220:62 Federal court enjoins transfer of former "Black Panther Party" leader and placing him in double, instead of single cell; court finds probable retaliatory motive when transfer took place right after prisoner agreed to media interview and when prisoner's allegedly medical need for single cell had previously been accommodated. Pratt v. Rowland, 856 F.Supp. 565 (N.D. Cal. 1994).
222:83 Update: U.S. Supreme Court to review case granting qualified immunity to prison officials in suit inmate brought claiming that his First Amendment rights were violated when he was placed in administrative detention after he told the press he had allegedly sold marijuana to a Vice Presidential candidate. Kimberlin v. Quinlan, 6 F.3d 789 (D.C. Cir. 1993), rehearing denied, 17 F.3d 1525 (D.C. Cir. 1994), cert. granted, 115 S.Ct. 929 (1995).
222:86 Prison inmate could not bring suit challenging prison policy prohibiting correctional officers from writing to the parole board on a prisoner's behalf. Harris v. Evans, 20 F.3d 1118 (11th Cir. 1994).
222:91 Prohibition on possession of gang-related materials, including newspaper articles, did not violate prisoner's constitutional rights. Bryson v. Iowa District Court, 515 N.W.2d 10 (Iowa 1994).

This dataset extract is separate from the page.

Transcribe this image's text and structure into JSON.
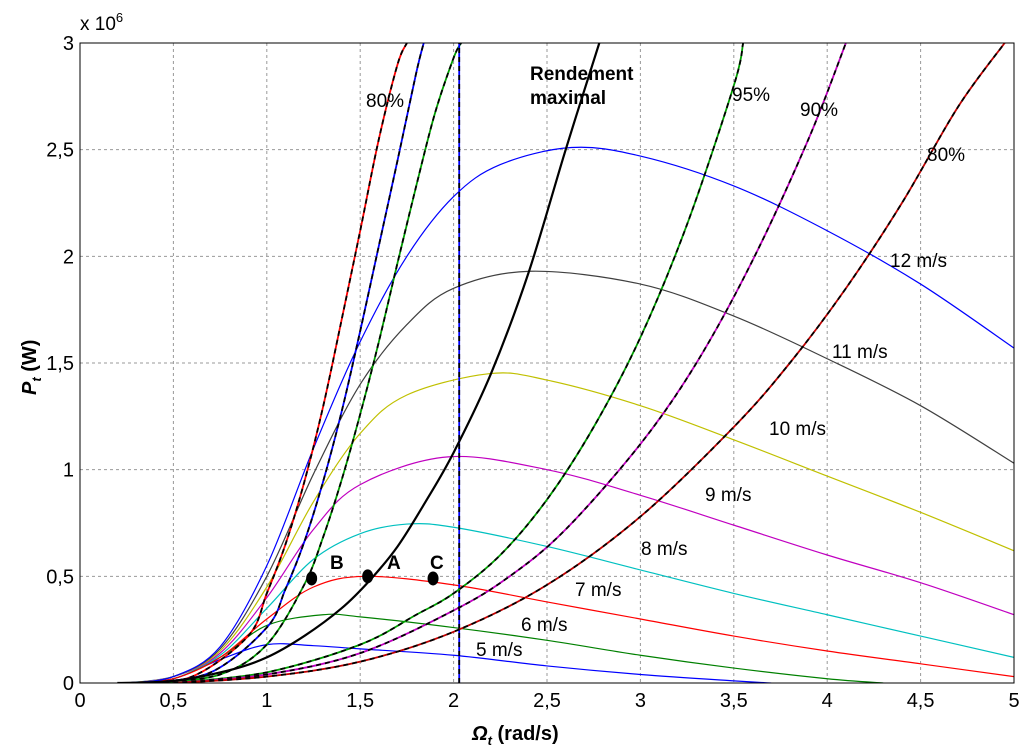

225:142 Transfer of prisoner seeking nomination as member of Prisoner Advisory Council did not violate his First Amendment rights or consent decree when there was evidence that prisoner was legitimately transferred for being "troublesome" and "manipulative." Hazen v. Reagen, 16 F.3d 921 (8th Cir. 1994).

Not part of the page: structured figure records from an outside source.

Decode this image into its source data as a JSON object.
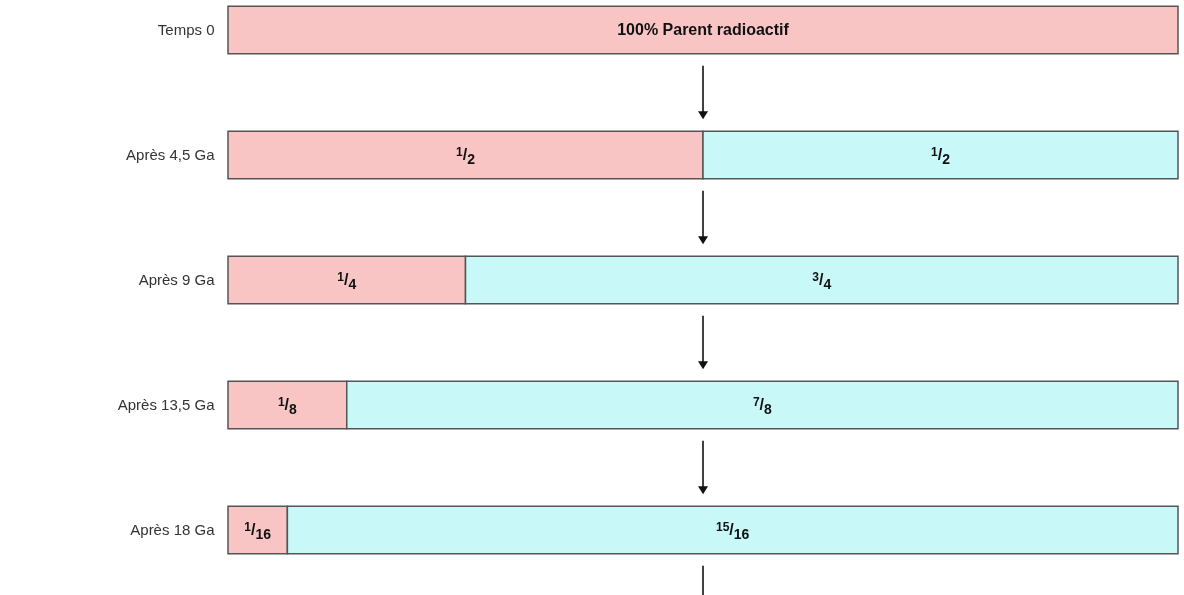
{
  "chart_data": {
    "type": "bar",
    "orientation": "horizontal",
    "stacked": true,
    "xlim": [
      0,
      1
    ],
    "tick_labels": false,
    "categories": [
      "Temps 0",
      "Après 4,5 Ga",
      "Après 9 Ga",
      "Après 13,5 Ga",
      "Après 18 Ga"
    ],
    "series": [
      {
        "color": "#f8c4c4",
        "values": [
          1,
          0.5,
          0.25,
          0.125,
          0.0625
        ],
        "value_labels": [
          "100%  Parent radioactif",
          "$^{1}$/$_{2}$",
          "$^{1}$/$_{4}$",
          "$^{1}$/$_{8}$",
          "$^{1}$/$_{16}$"
        ]
      },
      {
        "color": "#c8f8f8",
        "values": [
          null,
          0.5,
          0.75,
          0.875,
          0.9375
        ],
        "value_labels": [
          null,
          "$^{1}$/$_{2}$",
          "$^{3}$/$_{4}$",
          "$^{7}$/$_{8}$",
          "$^{15}$/$_{16}$"
        ]
      }
    ]
  }
}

226:150 Update: U.S. Supreme Court vacates grant of qualified immunity to prison officials in suit brought by inmate challenging his placement in administrative detention after he told the press he sold drugs to Vice Presidential candidate; Court orders reconsideration in light of Johnson v. Jones, reported above. Kimberlin v. Quinlan, 6 F.3d 789 (D.C. Cir. 1993), rehearing denied, 17 F.3d 1525 (D.C. Cir. 1994), cert. granted, 115 S.Ct. 929 (1995), vacated, 115 S.Ct. 2552 (1995).

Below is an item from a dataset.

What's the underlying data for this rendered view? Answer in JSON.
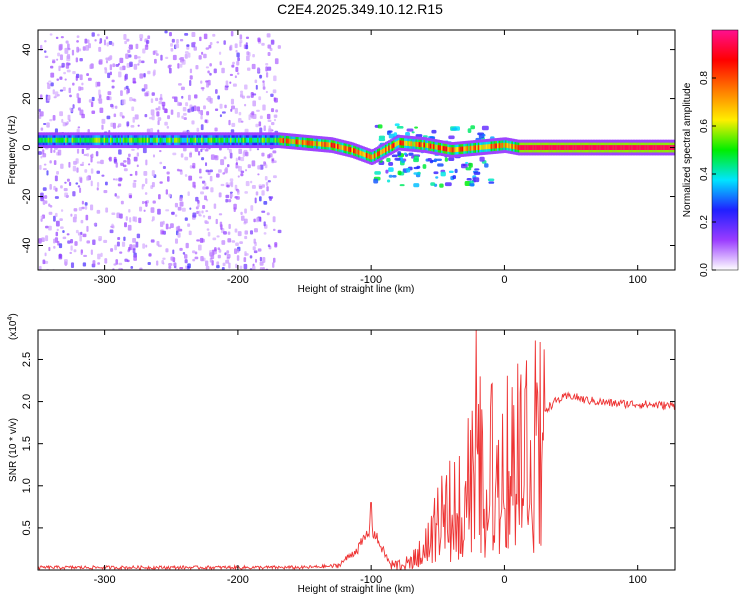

[N/R] Prisoner's complaint adequately stated claim for retaliation against him for filing prior grievances. Black v. Lane, 22 F.3d 1395 (7th Cir. 1994).
[N/R] Prisoner's claim that correctional employees threatened him with retaliation for using prison grievance procedures was a sufficient injury to constitute an alleged First Amendment violation. Burgess v. Moore, 39 F.3d 216 (8th Cir. 1994).
Arbitrary restriction of reading materials to one bible without showing a need for such a restriction based on prison security is an unacceptable infringement on the prisoners' First Amendment rights. Pembroke v. Wood Co., Tex., 981 F.2d 225 (5th Cir. 1993).
Federal prison officials were entitled to qualified immunity in suit inmate brought claiming that his First Amendment rights were violated and that he was retaliated against by being placed in administrative detention after he told the press he had allegedly sold marijuana to a Vice Presidential candidate. Kimberlin v. Quinlan, 6 F.3d 789 (D.C. Cir. 1993).
Regulations allowing inmates access to sexually explicit materials only in a special "reading room" was not unconstitutional. Dawson v. Scurr, 986 F.2d 257 (8th Cir. 1993).
Disciplining inmate for using the word "shit" in expressing anger toward corrections officer did not violate the First Amendment; regulation prohibiting verbal harassment of prison employees was valid. Harry v. Smith, 561 N.Y.S.2d 374 (Sup. 1990).